The Shy One

I’m the life of the party, the girl with the jokes. I’m the one who keeps the conversation going but I’m actually really shy.

The first time I realized I was shy was when I was around seven. We had just finished loading the groceries in to our car when my mother realized she’d forgotten to purchase something. She asked me to run in and get it (by myself) and the very notion of that sent me in to a fear-induced shock. I begged and pleaded not to be sent on the mission alone but she wouldn’t budge. My mother was self described as painfully shy, so she didn’t want to nurture that brand of neurosis in her children. I was the “ham” of the family, so I’m sure she was startled by my sudden lack of confidence. After many deep breaths and through many tears, I returned to the store and fetched the sugar or whatever it was. Her pride in me was palpable.

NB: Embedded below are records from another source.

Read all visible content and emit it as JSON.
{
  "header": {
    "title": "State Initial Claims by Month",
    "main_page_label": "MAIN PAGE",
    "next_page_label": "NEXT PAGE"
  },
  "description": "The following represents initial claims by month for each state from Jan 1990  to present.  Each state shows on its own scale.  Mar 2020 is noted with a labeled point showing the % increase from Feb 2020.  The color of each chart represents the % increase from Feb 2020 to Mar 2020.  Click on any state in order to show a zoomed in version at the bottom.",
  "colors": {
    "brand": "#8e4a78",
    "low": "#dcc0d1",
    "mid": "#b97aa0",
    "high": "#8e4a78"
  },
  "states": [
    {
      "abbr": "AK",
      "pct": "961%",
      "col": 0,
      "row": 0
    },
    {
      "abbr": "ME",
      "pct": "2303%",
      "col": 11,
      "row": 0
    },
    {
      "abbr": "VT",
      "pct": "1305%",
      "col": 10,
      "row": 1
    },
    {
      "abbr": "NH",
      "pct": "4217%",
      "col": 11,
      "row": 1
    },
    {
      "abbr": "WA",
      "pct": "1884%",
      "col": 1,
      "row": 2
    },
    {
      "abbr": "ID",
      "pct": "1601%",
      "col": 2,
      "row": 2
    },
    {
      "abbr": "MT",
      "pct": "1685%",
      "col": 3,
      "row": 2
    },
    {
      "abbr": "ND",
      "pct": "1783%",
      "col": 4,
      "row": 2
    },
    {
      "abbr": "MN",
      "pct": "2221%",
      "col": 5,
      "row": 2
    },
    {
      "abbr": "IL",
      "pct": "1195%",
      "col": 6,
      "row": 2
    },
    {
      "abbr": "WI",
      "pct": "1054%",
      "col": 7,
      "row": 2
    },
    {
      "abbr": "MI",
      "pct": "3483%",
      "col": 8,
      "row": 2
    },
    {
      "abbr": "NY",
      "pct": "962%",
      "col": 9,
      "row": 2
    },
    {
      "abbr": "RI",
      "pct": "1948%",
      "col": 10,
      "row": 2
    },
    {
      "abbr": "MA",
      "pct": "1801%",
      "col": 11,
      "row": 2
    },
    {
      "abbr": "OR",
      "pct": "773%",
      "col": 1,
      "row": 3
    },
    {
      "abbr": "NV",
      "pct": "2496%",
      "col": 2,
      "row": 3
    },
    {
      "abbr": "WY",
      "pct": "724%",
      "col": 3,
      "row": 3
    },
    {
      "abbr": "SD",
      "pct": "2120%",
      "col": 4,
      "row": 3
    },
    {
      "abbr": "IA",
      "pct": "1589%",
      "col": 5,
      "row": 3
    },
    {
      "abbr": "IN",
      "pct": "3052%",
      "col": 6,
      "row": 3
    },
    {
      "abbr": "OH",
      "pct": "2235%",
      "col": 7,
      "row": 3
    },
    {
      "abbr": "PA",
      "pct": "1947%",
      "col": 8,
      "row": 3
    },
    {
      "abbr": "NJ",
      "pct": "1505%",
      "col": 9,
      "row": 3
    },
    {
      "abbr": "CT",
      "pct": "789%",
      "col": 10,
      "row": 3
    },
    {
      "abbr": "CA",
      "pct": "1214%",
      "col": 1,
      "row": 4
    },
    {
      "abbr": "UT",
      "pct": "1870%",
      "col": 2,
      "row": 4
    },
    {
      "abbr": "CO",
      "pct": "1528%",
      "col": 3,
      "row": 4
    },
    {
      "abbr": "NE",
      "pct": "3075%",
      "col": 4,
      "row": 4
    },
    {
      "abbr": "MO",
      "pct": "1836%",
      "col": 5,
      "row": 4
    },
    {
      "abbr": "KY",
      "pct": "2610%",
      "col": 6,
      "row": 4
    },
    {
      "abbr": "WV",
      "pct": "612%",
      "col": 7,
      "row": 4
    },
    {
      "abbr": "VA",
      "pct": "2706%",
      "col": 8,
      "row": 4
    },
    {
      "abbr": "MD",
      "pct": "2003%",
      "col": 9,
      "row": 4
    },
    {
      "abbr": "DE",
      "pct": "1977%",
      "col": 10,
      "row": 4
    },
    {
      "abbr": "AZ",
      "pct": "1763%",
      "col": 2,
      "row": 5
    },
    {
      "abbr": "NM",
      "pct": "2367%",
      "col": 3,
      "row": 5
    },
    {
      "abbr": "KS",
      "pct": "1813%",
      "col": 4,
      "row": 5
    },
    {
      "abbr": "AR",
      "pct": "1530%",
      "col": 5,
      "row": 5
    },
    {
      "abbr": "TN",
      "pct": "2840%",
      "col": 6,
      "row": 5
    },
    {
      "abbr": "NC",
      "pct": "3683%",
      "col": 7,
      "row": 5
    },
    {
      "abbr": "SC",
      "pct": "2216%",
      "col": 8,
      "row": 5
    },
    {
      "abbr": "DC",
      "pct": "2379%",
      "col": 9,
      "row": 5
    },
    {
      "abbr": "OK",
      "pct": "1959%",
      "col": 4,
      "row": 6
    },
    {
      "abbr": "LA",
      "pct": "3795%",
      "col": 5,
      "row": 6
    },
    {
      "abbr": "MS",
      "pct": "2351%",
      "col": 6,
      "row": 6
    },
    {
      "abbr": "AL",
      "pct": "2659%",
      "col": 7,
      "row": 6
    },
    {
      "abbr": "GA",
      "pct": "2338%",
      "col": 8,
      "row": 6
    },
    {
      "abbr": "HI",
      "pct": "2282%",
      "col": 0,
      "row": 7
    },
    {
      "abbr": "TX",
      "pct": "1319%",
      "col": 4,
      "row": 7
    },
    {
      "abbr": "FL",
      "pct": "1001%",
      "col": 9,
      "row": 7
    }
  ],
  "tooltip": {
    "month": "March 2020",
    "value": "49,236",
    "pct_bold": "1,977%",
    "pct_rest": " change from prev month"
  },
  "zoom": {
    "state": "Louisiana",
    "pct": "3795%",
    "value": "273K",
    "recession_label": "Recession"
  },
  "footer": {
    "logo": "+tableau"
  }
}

It would be years until I heard the psycho-babble term extroverted-introvert. It might be textbook psyche 101 but somehow, the term garnered some self-acceptance.

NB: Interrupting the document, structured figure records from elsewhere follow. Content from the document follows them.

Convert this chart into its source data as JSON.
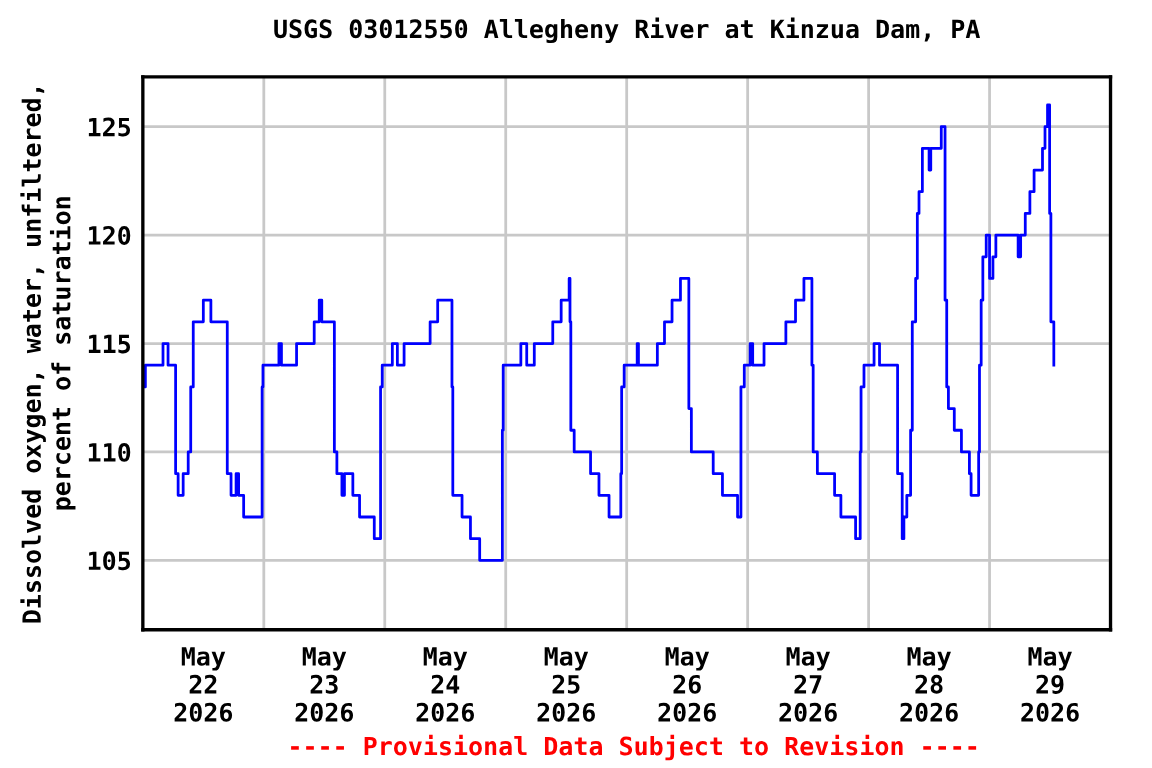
{
  "chart_data": {
    "type": "step",
    "title": "USGS 03012550 Allegheny River at Kinzua Dam, PA",
    "ylabel": "Dissolved oxygen, water, unfiltered,\npercent of saturation",
    "annotations": [
      "---- Provisional Data Subject to Revision ----"
    ],
    "xlim": [
      "2026-05-22T00:00",
      "2026-05-30T00:00"
    ],
    "xticks": [
      {
        "value": "2026-05-22T12:00",
        "label": "May\n22\n2026"
      },
      {
        "value": "2026-05-23T00:00",
        "label": null
      },
      {
        "value": "2026-05-23T12:00",
        "label": "May\n23\n2026"
      },
      {
        "value": "2026-05-24T00:00",
        "label": null
      },
      {
        "value": "2026-05-24T12:00",
        "label": "May\n24\n2026"
      },
      {
        "value": "2026-05-25T00:00",
        "label": null
      },
      {
        "value": "2026-05-25T12:00",
        "label": "May\n25\n2026"
      },
      {
        "value": "2026-05-26T00:00",
        "label": null
      },
      {
        "value": "2026-05-26T12:00",
        "label": "May\n26\n2026"
      },
      {
        "value": "2026-05-27T00:00",
        "label": null
      },
      {
        "value": "2026-05-27T12:00",
        "label": "May\n27\n2026"
      },
      {
        "value": "2026-05-28T00:00",
        "label": null
      },
      {
        "value": "2026-05-28T12:00",
        "label": "May\n28\n2026"
      },
      {
        "value": "2026-05-29T00:00",
        "label": null
      },
      {
        "value": "2026-05-29T12:00",
        "label": "May\n29\n2026"
      }
    ],
    "ylim": [
      101.8,
      127.3
    ],
    "yticks": [
      105,
      110,
      115,
      120,
      125
    ],
    "grid": true,
    "series": [
      {
        "color": "#0000ff",
        "x": [
          "2026-05-22T00:15",
          "2026-05-22T00:30",
          "2026-05-22T04:00",
          "2026-05-22T05:00",
          "2026-05-22T06:30",
          "2026-05-22T07:00",
          "2026-05-22T08:00",
          "2026-05-22T09:00",
          "2026-05-22T09:30",
          "2026-05-22T10:00",
          "2026-05-22T12:00",
          "2026-05-22T13:30",
          "2026-05-22T16:45",
          "2026-05-22T17:30",
          "2026-05-22T18:30",
          "2026-05-22T19:00",
          "2026-05-22T20:00",
          "2026-05-22T23:40",
          "2026-05-22T23:50",
          "2026-05-23T03:00",
          "2026-05-23T03:30",
          "2026-05-23T06:30",
          "2026-05-23T10:00",
          "2026-05-23T11:00",
          "2026-05-23T11:30",
          "2026-05-23T14:00",
          "2026-05-23T14:30",
          "2026-05-23T15:30",
          "2026-05-23T16:00",
          "2026-05-23T17:40",
          "2026-05-23T19:00",
          "2026-05-23T21:55",
          "2026-05-23T23:10",
          "2026-05-23T23:30",
          "2026-05-24T01:30",
          "2026-05-24T02:30",
          "2026-05-24T03:50",
          "2026-05-24T09:00",
          "2026-05-24T10:30",
          "2026-05-24T13:20",
          "2026-05-24T13:30",
          "2026-05-24T15:20",
          "2026-05-24T17:00",
          "2026-05-24T18:50",
          "2026-05-24T23:20",
          "2026-05-24T23:30",
          "2026-05-25T03:00",
          "2026-05-25T04:10",
          "2026-05-25T05:40",
          "2026-05-25T09:20",
          "2026-05-25T11:00",
          "2026-05-25T12:35",
          "2026-05-25T12:45",
          "2026-05-25T12:55",
          "2026-05-25T13:35",
          "2026-05-25T16:50",
          "2026-05-25T18:30",
          "2026-05-25T20:30",
          "2026-05-25T22:50",
          "2026-05-25T23:00",
          "2026-05-25T23:30",
          "2026-05-26T02:05",
          "2026-05-26T02:20",
          "2026-05-26T06:05",
          "2026-05-26T07:30",
          "2026-05-26T09:00",
          "2026-05-26T10:40",
          "2026-05-26T12:20",
          "2026-05-26T12:50",
          "2026-05-26T17:10",
          "2026-05-26T19:00",
          "2026-05-26T22:00",
          "2026-05-26T22:40",
          "2026-05-26T23:20",
          "2026-05-27T00:30",
          "2026-05-27T01:00",
          "2026-05-27T03:15",
          "2026-05-27T07:35",
          "2026-05-27T09:30",
          "2026-05-27T11:10",
          "2026-05-27T12:45",
          "2026-05-27T13:00",
          "2026-05-27T13:50",
          "2026-05-27T17:15",
          "2026-05-27T18:30",
          "2026-05-27T21:25",
          "2026-05-27T22:20",
          "2026-05-27T22:30",
          "2026-05-27T23:05",
          "2026-05-28T01:05",
          "2026-05-28T02:10",
          "2026-05-28T05:45",
          "2026-05-28T06:40",
          "2026-05-28T07:00",
          "2026-05-28T07:35",
          "2026-05-28T08:20",
          "2026-05-28T08:40",
          "2026-05-28T09:20",
          "2026-05-28T09:40",
          "2026-05-28T10:00",
          "2026-05-28T10:40",
          "2026-05-28T12:00",
          "2026-05-28T12:20",
          "2026-05-28T14:25",
          "2026-05-28T15:10",
          "2026-05-28T15:30",
          "2026-05-28T15:50",
          "2026-05-28T17:00",
          "2026-05-28T18:25",
          "2026-05-28T20:00",
          "2026-05-28T20:20",
          "2026-05-28T21:50",
          "2026-05-28T22:00",
          "2026-05-28T22:20",
          "2026-05-28T22:40",
          "2026-05-28T23:20",
          "2026-05-29T00:00",
          "2026-05-29T00:40",
          "2026-05-29T01:15",
          "2026-05-29T05:40",
          "2026-05-29T06:10",
          "2026-05-29T07:05",
          "2026-05-29T08:00",
          "2026-05-29T08:50",
          "2026-05-29T10:30",
          "2026-05-29T11:00",
          "2026-05-29T11:30",
          "2026-05-29T11:55",
          "2026-05-29T12:10",
          "2026-05-29T12:45"
        ],
        "values": [
          113,
          114,
          115,
          114,
          109,
          108,
          109,
          110,
          113,
          116,
          117,
          116,
          109,
          108,
          109,
          108,
          107,
          113,
          114,
          115,
          114,
          115,
          116,
          117,
          116,
          110,
          109,
          108,
          109,
          108,
          107,
          106,
          113,
          114,
          115,
          114,
          115,
          116,
          117,
          113,
          108,
          107,
          106,
          105,
          111,
          114,
          115,
          114,
          115,
          116,
          117,
          118,
          116,
          111,
          110,
          109,
          108,
          107,
          109,
          113,
          114,
          115,
          114,
          115,
          116,
          117,
          118,
          112,
          110,
          109,
          108,
          107,
          113,
          114,
          115,
          114,
          115,
          116,
          117,
          118,
          114,
          110,
          109,
          108,
          107,
          106,
          110,
          113,
          114,
          115,
          114,
          109,
          106,
          107,
          108,
          111,
          116,
          118,
          121,
          122,
          124,
          123,
          124,
          125,
          117,
          113,
          112,
          111,
          110,
          109,
          108,
          110,
          114,
          117,
          119,
          120,
          118,
          119,
          120,
          119,
          120,
          121,
          122,
          123,
          124,
          125,
          126,
          121,
          116,
          114
        ]
      }
    ]
  }
}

When in a new social setting, I ask a lot of questions. I am basically a cuter and more feminine version of James Lipton. Nobody thinks I’m shy because I’m asking such compelling questions. As long as they don’t want to shake or high-5 my nerve-induced sweaty palm, I’m perceived as super-confident. This system works for me because it accomplishes two things: I get to genuinely know people beyond the surface and the heat of the spotlight is deflected away from me. I love hearing people’s stories so the system mostly works. It mostly works.

When it doesn’t work, I feel like one of those racing turtles. Their shells are painted all pretty for the race and they perform their perfunctory duties. Then the race ends and they retreat back in to their shells.

I rarely share my deepest self with others. I’ve always been the “advice girl”. I really know nothing about nothing but I’m a good listener. I listen because I care and because I don’t want to be a “Debbie Downer” burden by verbalizing my own issues.

My system is flawed; I get that. Writing lets me say everything I want to say without hearing myself choke over the words.

I am going to analyze and anguish over every little word written in this post. I will question and Google the punctuation marks and then I’ll hit publish.

I will publish because I want to be a voice and not just ears.

Dear Diary…Here goes!


3 thoughts on “The Shy One

  1. It’s good to be both. You need to vent/talk/expell information/thoughts/ideas/rants as well as take them in. Like everything, you need that balance. I’m told people gravitate towards me at parties. I like being the centre of attention but am happy sitting in a room by myself. Not sure if that makes me an extroverted introvert though.

    • According to my research (which consists of one Huffington Post quiz) a true extrovert doesn’t crave much alone time.I love entertaining but I also daydream about being by myself in a little mountain cabin…just for a few days. People who are inclined towards introversion need that downtime, away from others, to recharge.